McLaren s’empare des devants, Mercedes reste en embuscade
Pendant que Ferrari peinait à trouver ses marques sur les pneus tendres, Lando Norris s’est adjugé la pole position du sprint avec brio, devenant ainsi le premier pilote non-Mercedes à décrocher une pole en 2026. Oscar Piastri complétait une première ligne 100 % McLaren, tandis que Kimi Antonelli, leader du championnat, se contentait d’une deuxième place.
Chez Ferrari, Lewis Hamilton n’a fait que confirmer les difficultés de l’écurie en se classant septième, à près de 0,700 seconde de Norris. Trois dixièmes le séparent de son coéquipier Leclerc, une marge qui ne fait qu’aggraver le tableau collectif de Maranello.
Au classement des constructeurs, Mercedes compte désormais 135 points, contre 90 pour Ferrari. Dans ce contexte, chaque point perdu représente une occasion manquée de réduire l’écart au championnat.
Les espoirs reposent sur la course sprint et le Grand Prix
Malgré ce revers sur la grille, Ferrari conserve des atouts pour la suite du week-end. Vasseur a insisté sur la force de son équipe en gestion de course : « Nous l’avons constaté sur les relais longs avec les pneus mediums : nous étions vraiment performants. Je pense que nous pouvons remonter pendant la course, à condition de réussir un bon départ. »
Leclerc partage cet optimisme : « En rythme de course, nous avons les moyens de revenir aux avant-postes. Nous possédons le rythme nécessaire. Reste à voir si nous parviendrons à effectuer les dépassements. » La grille de départ du sprint, avec Leclerc en deuxième ligne aux côtés de Max Verstappen, offre quelques opportunités d’attaque dès les premiers virages.
Pour les qualifications du Grand Prix principal, prévues samedi, Ferrari dispose d’une précieuse préparation. « Nous aurons cinq trains de pneus tendres à disposition, ce qui constitue la meilleure préparation possible », a souligné Vasseur, déterminé à transformer l’essai.

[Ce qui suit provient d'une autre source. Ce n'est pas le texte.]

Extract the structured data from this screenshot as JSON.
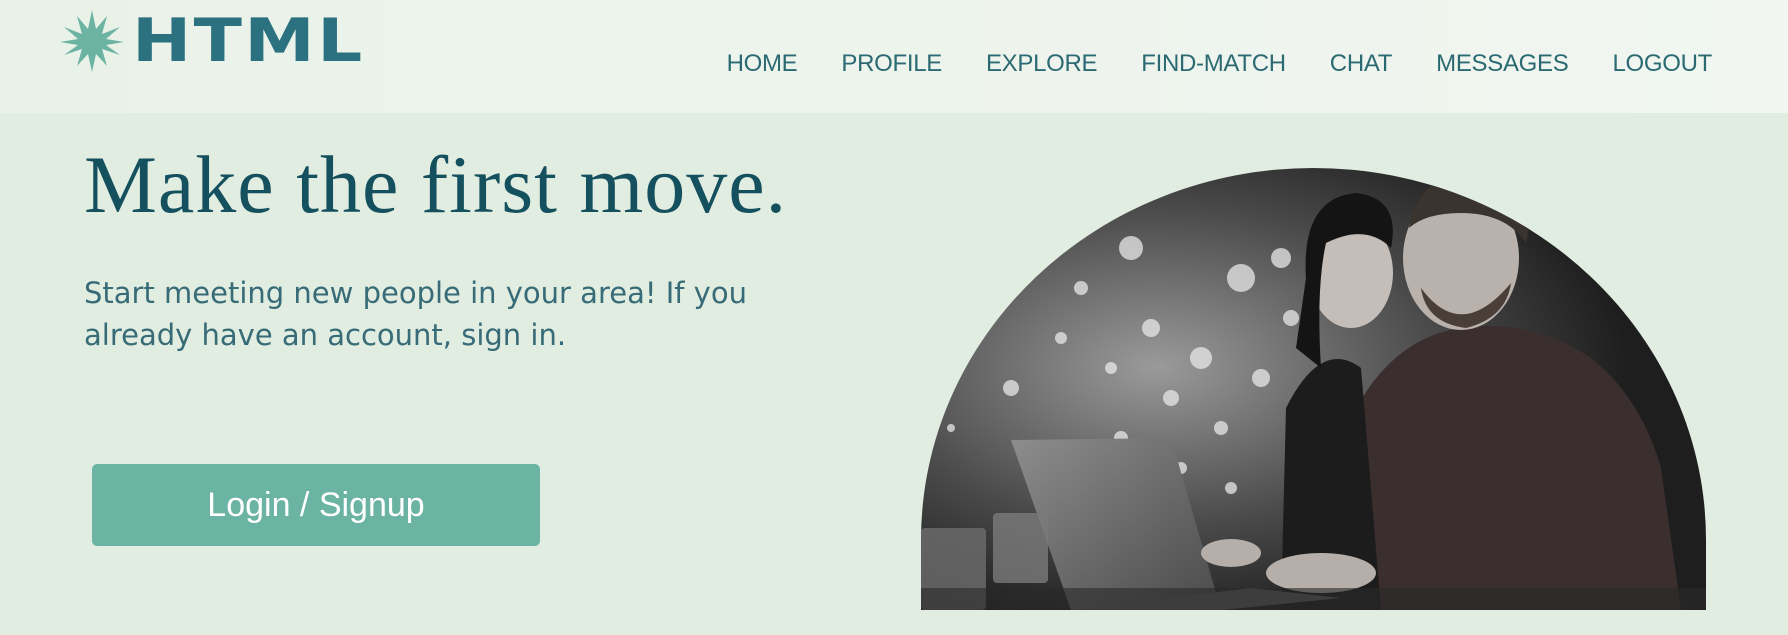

Le « Macarena » tient ses promesses, mais ne suffit pas
L’aileron arrière réversible de Ferrari, surnommé « Macarena » par la presse en raison de son mécanisme de rotation, a quant à lui donné satisfaction lors des essais libres et sera conservé sur la monoplace. Une lueur d’espoir dans un tableau par ailleurs mitigé.
Cependant, ce détail technique ne doit pas occulter la réalité : comme le révèle notre article sur la décision de la FIA concernant la MGU-K au départ, Ferrari doit composer avec un cadre réglementaire particulièrement exigeant en 2026. La gestion de l’énergie électrique et le comportement des pneumatiques peuvent faire basculer une qualification en l’espace d’un seul tour raté.
L’erreur de Leclerc en SQ3 n’est pas anodine. Elle cristallise une problématique récurrente : Ferrari dispose de la vitesse, de la régularité sur les longs relais et d’une monoplace compétitive. Pourtant, convertir ce potentiel en résultats qualificatifs demeure le talon d’Achille de la Scuderia cette saison.
Un week-end encore à écrire
La course sprint de 19 tours, disputée sur le tracé du Miami International Autodrome, offrira encore huit places dans les points aux pilotes les plus rapides. Ferrari devra miser sur un départ agressif et une stratégie irréprochable pour remonter depuis la quatrième position.
Quant au Grand Prix principal de dimanche, il reste entièrement ouvert. Les qualifications de samedi représenteront une nouvelle chance pour Leclerc de prouver qu’il peut transformer la vitesse de la SF-26 en résultat concret. La pression est immense, la marge d’erreur inexistante. À Miami, comme souvent en Formule 1, les regrets sont un luxe que les champions ne peuvent se permettre.